Tripoli remet en liberté les deux Suisses «enlevés»

Tripoli remet en liberté les deux Suisses «enlevés»

Les deux Suisses «enlevés» par la Libye en septembre ont été remis, lundi, à l’ambassade helvétique à Tripoli, sans explication sur les raisons de leur détention, a indiqué la Confédération dans un communiqué. «Le lundi 9 novembre 2009, les deux Suisses victimes d’un enlèvement ont été remis par les autorités libyennes, sans mention d’aucun motif, à l’ambassade de Suisse à Tripoli», explique le communiqué. 
Les deux hommes d’affaires étaient retenus depuis juillet 2008, en Libye en mesure de rétorsion après l’arrestation à Genève d’un des fils du leader Mouammar Kadhafi pour mauvais traitement sur deux domestiques. Mi-septembre, ils ont été mis dans un lieu tenu secret par Tripoli, une opération qualifiée de «kidnapping» par Berne.
«Max Galdi, qui dirigeait la filiale du groupe d’ingénierie ABB à Tripoli, et Rachid Hamdami, responsable d’une PME vaudoise (ouest), se portent bien, eu égard aux circonstances», explique encore le gouvernement helvétique, se refusant pour l’instant à plus de détails.
Le sort des deux hommes a provoqué un nouveau durcissement des relations déjà mouvementées entre la Suisse et la Libye ces dernières semaines.

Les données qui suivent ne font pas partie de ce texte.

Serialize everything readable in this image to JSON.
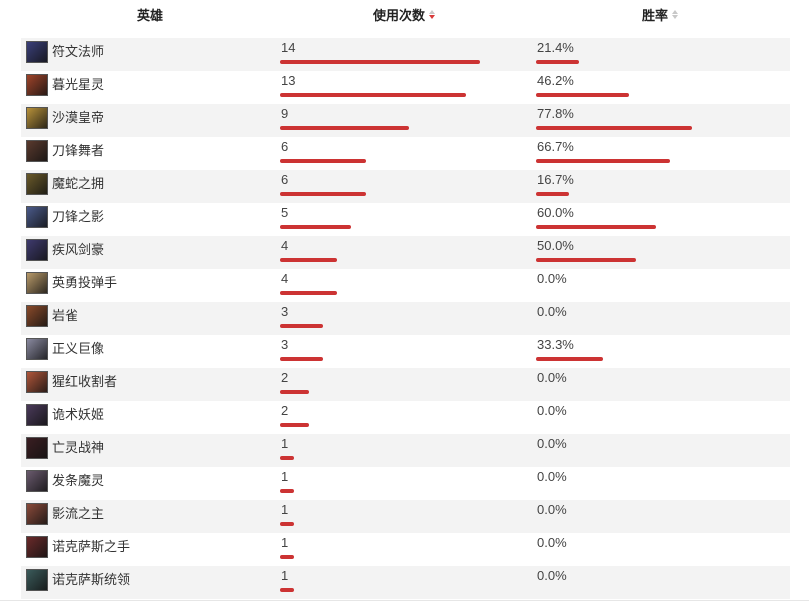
{
  "header": {
    "hero": "英雄",
    "uses": "使用次数",
    "winrate": "胜率"
  },
  "colors": {
    "bar": "#cc3333",
    "sort_active": "#d83a3a"
  },
  "rows": [
    {
      "name": "符文法师",
      "uses": "14",
      "winrate": "21.4%",
      "uses_n": 14,
      "win_n": 21.4,
      "avatar": "#3a3f7a"
    },
    {
      "name": "暮光星灵",
      "uses": "13",
      "winrate": "46.2%",
      "uses_n": 13,
      "win_n": 46.2,
      "avatar": "#a0442a"
    },
    {
      "name": "沙漠皇帝",
      "uses": "9",
      "winrate": "77.8%",
      "uses_n": 9,
      "win_n": 77.8,
      "avatar": "#b8923a"
    },
    {
      "name": "刀锋舞者",
      "uses": "6",
      "winrate": "66.7%",
      "uses_n": 6,
      "win_n": 66.7,
      "avatar": "#5a3a2e"
    },
    {
      "name": "魔蛇之拥",
      "uses": "6",
      "winrate": "16.7%",
      "uses_n": 6,
      "win_n": 16.7,
      "avatar": "#6a5a2a"
    },
    {
      "name": "刀锋之影",
      "uses": "5",
      "winrate": "60.0%",
      "uses_n": 5,
      "win_n": 60.0,
      "avatar": "#4a5a8a"
    },
    {
      "name": "疾风剑豪",
      "uses": "4",
      "winrate": "50.0%",
      "uses_n": 4,
      "win_n": 50.0,
      "avatar": "#3e3a6e"
    },
    {
      "name": "英勇投弹手",
      "uses": "4",
      "winrate": "0.0%",
      "uses_n": 4,
      "win_n": 0,
      "avatar": "#b89a6a"
    },
    {
      "name": "岩雀",
      "uses": "3",
      "winrate": "0.0%",
      "uses_n": 3,
      "win_n": 0,
      "avatar": "#8a4a2a"
    },
    {
      "name": "正义巨像",
      "uses": "3",
      "winrate": "33.3%",
      "uses_n": 3,
      "win_n": 33.3,
      "avatar": "#8a8aa0"
    },
    {
      "name": "猩红收割者",
      "uses": "2",
      "winrate": "0.0%",
      "uses_n": 2,
      "win_n": 0,
      "avatar": "#b0563a"
    },
    {
      "name": "诡术妖姬",
      "uses": "2",
      "winrate": "0.0%",
      "uses_n": 2,
      "win_n": 0,
      "avatar": "#4a3a5a"
    },
    {
      "name": "亡灵战神",
      "uses": "1",
      "winrate": "0.0%",
      "uses_n": 1,
      "win_n": 0,
      "avatar": "#3a1e22"
    },
    {
      "name": "发条魔灵",
      "uses": "1",
      "winrate": "0.0%",
      "uses_n": 1,
      "win_n": 0,
      "avatar": "#6a5a6e"
    },
    {
      "name": "影流之主",
      "uses": "1",
      "winrate": "0.0%",
      "uses_n": 1,
      "win_n": 0,
      "avatar": "#8a4a3a"
    },
    {
      "name": "诺克萨斯之手",
      "uses": "1",
      "winrate": "0.0%",
      "uses_n": 1,
      "win_n": 0,
      "avatar": "#6a2a2a"
    },
    {
      "name": "诺克萨斯统领",
      "uses": "1",
      "winrate": "0.0%",
      "uses_n": 1,
      "win_n": 0,
      "avatar": "#3a5a5a"
    }
  ]
}
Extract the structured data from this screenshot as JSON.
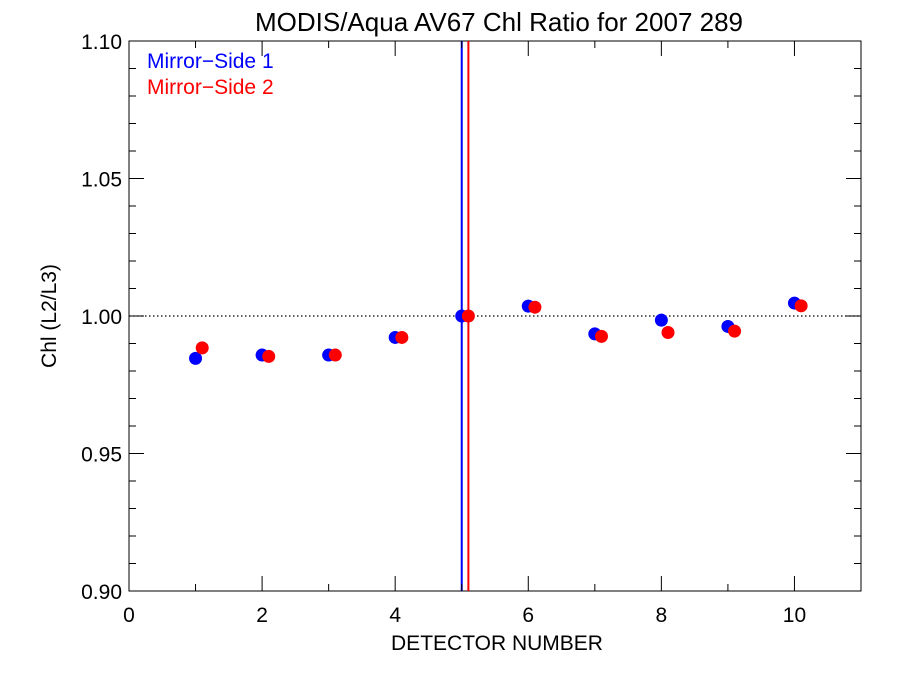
{
  "chart_data": {
    "type": "scatter",
    "title": "MODIS/Aqua AV67 Chl Ratio for 2007 289",
    "xlabel": "DETECTOR NUMBER",
    "ylabel": "Chl (L2/L3)",
    "xlim": [
      0,
      11
    ],
    "ylim": [
      0.9,
      1.1
    ],
    "x_ticks": [
      "0",
      "2",
      "4",
      "6",
      "8",
      "10"
    ],
    "y_ticks": [
      "0.90",
      "0.95",
      "1.00",
      "1.05",
      "1.10"
    ],
    "legend_position": "top-left",
    "reference_line_y": 1.0,
    "vertical_lines": [
      {
        "x": 5.0,
        "color": "#0000ff"
      },
      {
        "x": 5.1,
        "color": "#ff0000"
      }
    ],
    "series": [
      {
        "name": "Mirror−Side 1",
        "color": "#0000ff",
        "x": [
          1,
          2,
          3,
          4,
          5,
          6,
          7,
          8,
          9,
          10
        ],
        "y": [
          0.9846,
          0.9858,
          0.9858,
          0.9922,
          1.0,
          1.0036,
          0.9935,
          0.9985,
          0.9962,
          1.0047
        ]
      },
      {
        "name": "Mirror−Side 2",
        "color": "#ff0000",
        "x": [
          1.1,
          2.1,
          3.1,
          4.1,
          5.1,
          6.1,
          7.1,
          8.1,
          9.1,
          10.1
        ],
        "y": [
          0.9884,
          0.9853,
          0.9858,
          0.9922,
          1.0,
          1.0032,
          0.9926,
          0.994,
          0.9945,
          1.0037
        ]
      }
    ]
  }
}
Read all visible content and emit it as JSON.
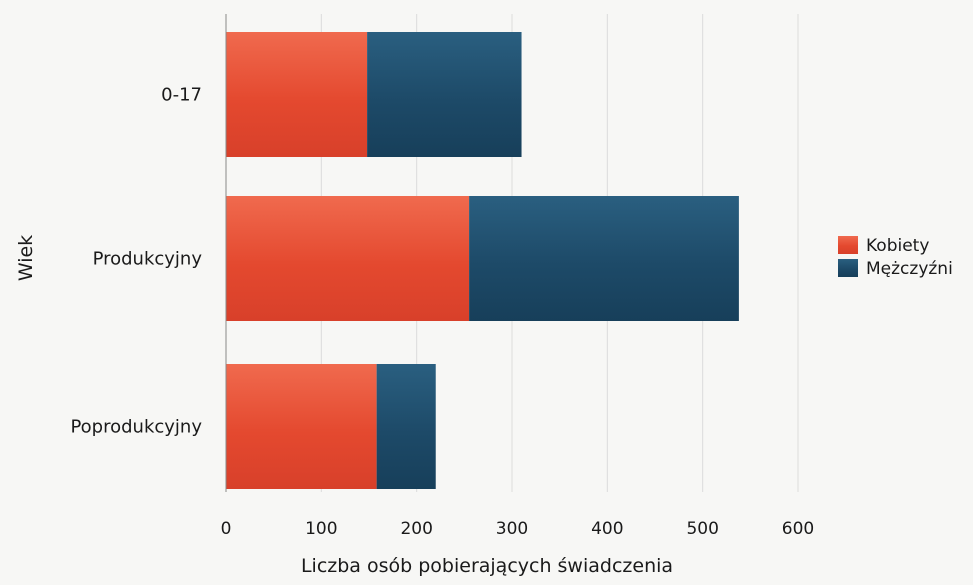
{
  "chart_data": {
    "type": "bar",
    "orientation": "horizontal",
    "stacked": true,
    "categories": [
      "0-17",
      "Produkcyjny",
      "Poprodukcyjny"
    ],
    "series": [
      {
        "name": "Kobiety",
        "values": [
          148,
          255,
          158
        ],
        "color": "#e8553a"
      },
      {
        "name": "Mężczyźni",
        "values": [
          162,
          283,
          62
        ],
        "color": "#1f4f6e"
      }
    ],
    "xlabel": "Liczba osób pobierających świadczenia",
    "ylabel": "Wiek",
    "xlim": [
      0,
      600
    ],
    "xticks": [
      "0",
      "100",
      "200",
      "300",
      "400",
      "500",
      "600"
    ],
    "grid": true,
    "legend_position": "right"
  }
}
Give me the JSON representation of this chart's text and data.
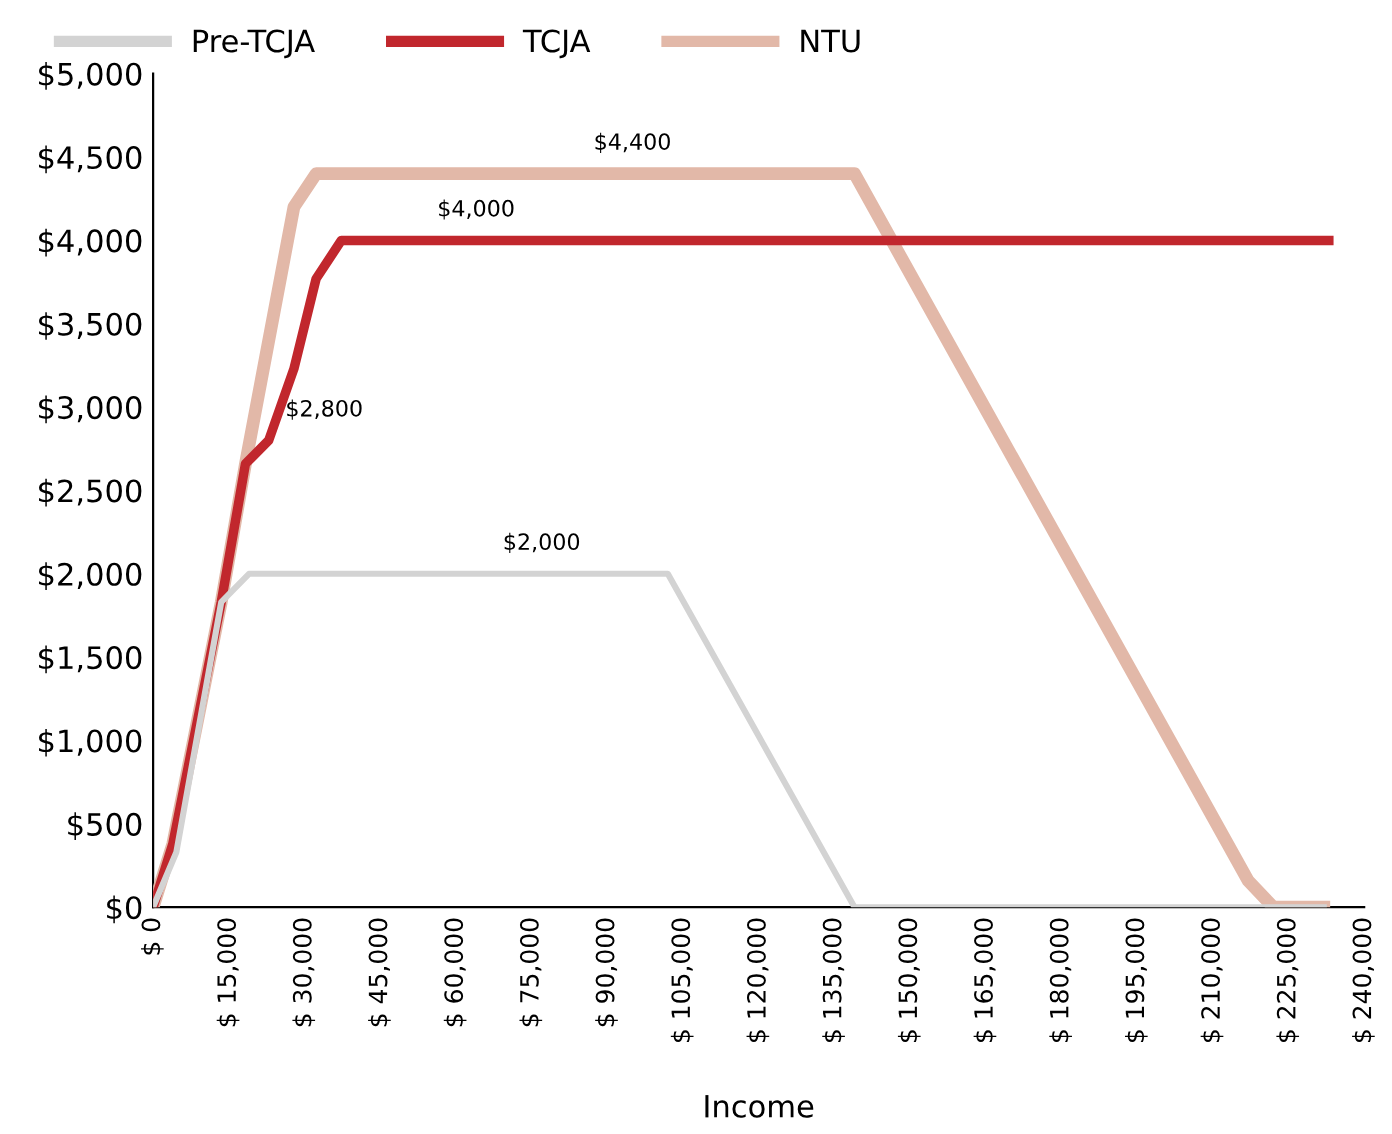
{
  "chart_data": {
    "type": "line",
    "xlabel": "Income",
    "legend": "top left",
    "grid": false,
    "line_style": "solid",
    "marker": "none",
    "xlim": [
      0,
      240000
    ],
    "ylim": [
      0,
      5000
    ],
    "xticks": [
      {
        "value": 0,
        "label": "$ 0"
      },
      {
        "value": 15000,
        "label": "$ 15,000"
      },
      {
        "value": 30000,
        "label": "$ 30,000"
      },
      {
        "value": 45000,
        "label": "$ 45,000"
      },
      {
        "value": 60000,
        "label": "$ 60,000"
      },
      {
        "value": 75000,
        "label": "$ 75,000"
      },
      {
        "value": 90000,
        "label": "$ 90,000"
      },
      {
        "value": 105000,
        "label": "$ 105,000"
      },
      {
        "value": 120000,
        "label": "$ 120,000"
      },
      {
        "value": 135000,
        "label": "$ 135,000"
      },
      {
        "value": 150000,
        "label": "$ 150,000"
      },
      {
        "value": 165000,
        "label": "$ 165,000"
      },
      {
        "value": 180000,
        "label": "$ 180,000"
      },
      {
        "value": 195000,
        "label": "$ 195,000"
      },
      {
        "value": 210000,
        "label": "$ 210,000"
      },
      {
        "value": 225000,
        "label": "$ 225,000"
      },
      {
        "value": 240000,
        "label": "$ 240,000"
      }
    ],
    "yticks": [
      {
        "value": 0,
        "label": "$0"
      },
      {
        "value": 500,
        "label": "$500"
      },
      {
        "value": 1000,
        "label": "$1,000"
      },
      {
        "value": 1500,
        "label": "$1,500"
      },
      {
        "value": 2000,
        "label": "$2,000"
      },
      {
        "value": 2500,
        "label": "$2,500"
      },
      {
        "value": 3000,
        "label": "$3,000"
      },
      {
        "value": 3500,
        "label": "$3,500"
      },
      {
        "value": 4000,
        "label": "$4,000"
      },
      {
        "value": 4500,
        "label": "$4,500"
      },
      {
        "value": 5000,
        "label": "$5,000"
      }
    ],
    "series": [
      {
        "name": "Pre-TCJA",
        "color": "#d3d3d3",
        "x": [
          0,
          4600,
          13500,
          19000,
          102000,
          139000,
          232000
        ],
        "values": [
          0,
          330,
          1830,
          2000,
          2000,
          0,
          0
        ]
      },
      {
        "name": "TCJA",
        "color": "#c1272d",
        "x": [
          0,
          3900,
          13500,
          18300,
          22900,
          27900,
          32300,
          37300,
          233000
        ],
        "values": [
          0,
          380,
          1830,
          2660,
          2800,
          3230,
          3770,
          4000,
          4000
        ]
      },
      {
        "name": "NTU",
        "color": "#e2b8a8",
        "x": [
          0,
          3900,
          13500,
          18300,
          27900,
          32300,
          139000,
          217000,
          222000,
          232000
        ],
        "values": [
          0,
          380,
          1830,
          2660,
          4200,
          4400,
          4400,
          160,
          0,
          0
        ]
      }
    ],
    "annotations": [
      {
        "text": "$4,400",
        "x": 84000,
        "y": 4400
      },
      {
        "text": "$4,000",
        "x": 53000,
        "y": 4000
      },
      {
        "text": "$2,800",
        "x": 22900,
        "y": 2800
      },
      {
        "text": "$2,000",
        "x": 66000,
        "y": 2000
      }
    ]
  }
}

Selon Berne, les deux Suisses, assignés à résidence dans la capitale libyenne, devaient rentrer dans la Confédération avant le 20 octobre, conformément à un accord signé en août, par le président suisse, Hans-Rudolf Merz, lors d’une visite à Tripoli. Mais ils avaient disparu des radars suisses lors d’un contrôle médical réclamé par les Libyens.
Sans nouvelles d’eux depuis plusieurs semaines, les autorités helvétiques ont décidé la semaine dernière de hausser le ton face à Tripoli. La Confédération a décidé de suspendre l’accord signé le 20 août, qui prévoyait la normalisation des relations entre les deux pays et indiqué qu’elle poursuivrait «jusqu’à nouvel ordre sa politique de visas restrictive vis-à-vis des ressortissants libyens».
Ce changement de ton, après des humiliations à répétition, a été salué par la population et les partis helvétiques, las de voir leur gouvernement traîné dans la boue par les autorités libyennes.
Certains observateurs saluaient notamment la décision de limiter les visas, estimant qu’elle visait la famille Kadhafi et ses proches et pouvait faire évoluer les événements.
La Libye reproche à la Confédération l’arrestation musclée, le 15 juillet 2008, dans un palace de Genève, d’Hannibal Kadhafi, âgé de 32 ans à l’époque ainsi que de son épouse enceinte, Aline, sur plainte de deux domestiques. Le couple avait été libéré trois jours plus tard contre le versement d’une caution d’un demi million de francs suisses (312.500 euros).
La réaction de Tripoli n’avait pas tardé, avec l’arrestation le 19 juillet des deux ressortissants suisses, accusés d’infractions sur l’immigration et le séjour. Les deux hommes avaient été ensuite libérés sous caution et assignés à résidence.